3 F - Findable

The first step in (re)using data, text, sound recordings, films, photographs is to find them. Metadata and data should be easy to find for both humans and computers.

Making datasets, texts, photos, sound recordings (together: digital assets) easier to find is the first step to higher visibility, higher impact; it avoids unnecessary costs.

We want to make our digital assets findable for both humans and computers (search engines, recommender systems.) You do not need to be a librarian, an archivist or web programmer to make this happen, but it requires a certain discipline in your workflows to make your assets findable. We want to make this process practical and painless.

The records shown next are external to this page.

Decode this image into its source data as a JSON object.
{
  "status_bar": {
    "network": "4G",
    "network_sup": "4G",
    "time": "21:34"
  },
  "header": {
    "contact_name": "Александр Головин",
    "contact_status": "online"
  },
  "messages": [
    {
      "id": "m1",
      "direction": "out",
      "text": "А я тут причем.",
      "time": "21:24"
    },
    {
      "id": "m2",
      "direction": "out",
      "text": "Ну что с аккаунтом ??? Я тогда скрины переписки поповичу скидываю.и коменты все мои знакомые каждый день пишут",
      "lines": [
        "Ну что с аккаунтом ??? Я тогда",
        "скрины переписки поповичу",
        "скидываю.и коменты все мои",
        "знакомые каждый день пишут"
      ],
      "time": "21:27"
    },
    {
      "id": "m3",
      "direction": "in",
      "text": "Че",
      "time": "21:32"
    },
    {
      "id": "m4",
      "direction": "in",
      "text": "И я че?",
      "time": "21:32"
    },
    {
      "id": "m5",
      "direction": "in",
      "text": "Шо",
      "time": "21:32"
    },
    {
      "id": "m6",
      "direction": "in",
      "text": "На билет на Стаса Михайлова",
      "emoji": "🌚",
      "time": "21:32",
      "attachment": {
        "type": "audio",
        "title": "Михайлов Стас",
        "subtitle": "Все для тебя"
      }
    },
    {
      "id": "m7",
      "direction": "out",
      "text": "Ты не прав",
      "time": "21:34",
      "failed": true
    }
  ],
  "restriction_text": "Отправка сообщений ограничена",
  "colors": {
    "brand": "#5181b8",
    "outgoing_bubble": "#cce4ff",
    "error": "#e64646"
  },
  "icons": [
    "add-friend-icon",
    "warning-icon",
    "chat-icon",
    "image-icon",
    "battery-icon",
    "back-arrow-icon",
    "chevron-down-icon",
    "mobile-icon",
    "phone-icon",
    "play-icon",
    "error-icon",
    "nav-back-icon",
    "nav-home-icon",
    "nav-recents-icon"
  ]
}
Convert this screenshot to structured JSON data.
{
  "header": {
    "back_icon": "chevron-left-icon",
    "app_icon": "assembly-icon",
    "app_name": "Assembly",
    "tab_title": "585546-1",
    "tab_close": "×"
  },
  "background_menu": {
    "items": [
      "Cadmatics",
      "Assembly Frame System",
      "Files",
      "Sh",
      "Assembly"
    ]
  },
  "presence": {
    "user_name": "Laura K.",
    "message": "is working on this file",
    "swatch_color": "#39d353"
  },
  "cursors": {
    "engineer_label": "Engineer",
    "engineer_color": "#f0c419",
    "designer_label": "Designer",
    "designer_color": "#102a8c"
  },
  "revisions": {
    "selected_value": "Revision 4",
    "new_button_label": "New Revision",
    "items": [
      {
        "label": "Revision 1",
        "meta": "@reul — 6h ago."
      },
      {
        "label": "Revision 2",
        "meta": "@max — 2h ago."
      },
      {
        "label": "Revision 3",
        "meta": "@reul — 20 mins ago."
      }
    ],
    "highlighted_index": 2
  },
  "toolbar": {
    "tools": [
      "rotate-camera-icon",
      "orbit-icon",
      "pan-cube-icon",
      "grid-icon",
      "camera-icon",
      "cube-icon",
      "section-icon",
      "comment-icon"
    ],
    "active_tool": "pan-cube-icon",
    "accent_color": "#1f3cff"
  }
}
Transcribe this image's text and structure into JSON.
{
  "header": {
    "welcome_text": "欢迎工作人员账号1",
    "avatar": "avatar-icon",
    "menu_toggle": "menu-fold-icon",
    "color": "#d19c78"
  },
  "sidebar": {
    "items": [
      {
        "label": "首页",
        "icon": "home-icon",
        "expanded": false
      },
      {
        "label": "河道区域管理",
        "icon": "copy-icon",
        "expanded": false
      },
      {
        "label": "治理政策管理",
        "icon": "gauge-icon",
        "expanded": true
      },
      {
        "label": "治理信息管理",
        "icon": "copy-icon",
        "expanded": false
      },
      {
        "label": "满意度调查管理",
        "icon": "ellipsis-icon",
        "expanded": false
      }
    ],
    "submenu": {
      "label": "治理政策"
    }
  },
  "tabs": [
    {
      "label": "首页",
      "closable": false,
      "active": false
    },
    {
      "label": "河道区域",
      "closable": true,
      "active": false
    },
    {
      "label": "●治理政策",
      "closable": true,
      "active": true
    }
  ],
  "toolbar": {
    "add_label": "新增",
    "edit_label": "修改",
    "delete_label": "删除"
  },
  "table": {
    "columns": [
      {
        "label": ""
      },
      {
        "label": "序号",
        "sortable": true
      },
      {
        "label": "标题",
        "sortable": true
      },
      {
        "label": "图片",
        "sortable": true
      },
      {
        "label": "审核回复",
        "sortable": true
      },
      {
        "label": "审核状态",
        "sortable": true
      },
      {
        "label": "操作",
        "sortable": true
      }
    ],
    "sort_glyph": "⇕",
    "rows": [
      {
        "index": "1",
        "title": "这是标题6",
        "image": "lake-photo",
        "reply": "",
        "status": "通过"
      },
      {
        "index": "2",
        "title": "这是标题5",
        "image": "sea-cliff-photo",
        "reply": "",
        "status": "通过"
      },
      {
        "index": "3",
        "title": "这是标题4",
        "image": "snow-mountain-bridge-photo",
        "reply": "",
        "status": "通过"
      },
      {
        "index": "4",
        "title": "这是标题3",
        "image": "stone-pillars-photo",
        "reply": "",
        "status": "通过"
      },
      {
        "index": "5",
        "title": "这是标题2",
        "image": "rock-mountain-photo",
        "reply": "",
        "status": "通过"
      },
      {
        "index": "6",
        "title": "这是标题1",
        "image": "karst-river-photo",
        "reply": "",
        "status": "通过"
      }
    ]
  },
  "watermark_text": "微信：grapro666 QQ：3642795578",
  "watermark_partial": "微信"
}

In the definition of the European Data Governance Act,
data means any digital representation of acts, facts or information and any compilation of such acts, facts or information, including in the form of sound, visual or audiovisual recording (Article 2.) Because music practitioners would never call a sound recording data, in our manual we talk about digital assets, bearing in mind that the Open Data Directive, the Data Governance Act, the FAIR rules, and the Open Policy Analysis Guidelines applies to sound recordings or our visualizations, too.

3.1 Think about your computer as if it was the internet

What makes something easy to find on the Internet?

3.2 Place the digital asset to the right place

The simplest metadata, which is all so often used in our automated positions is to use the file location as information about what the file is. Is it placed in the assets/img/ folder: it is an image asset. Is it in the content/event/ folder: it contains date, time, venue location and information about an event.

3.3 Use meaningful names

There are only two hard things in Computer Science: cache invalidation and naming things. – Phil Karlton

Meaningful variable names (in a file), meaningful headings (which will be part of a table of contents or catalogue) and meaningful filenames are absolutely important to findability, interoperability and reusability.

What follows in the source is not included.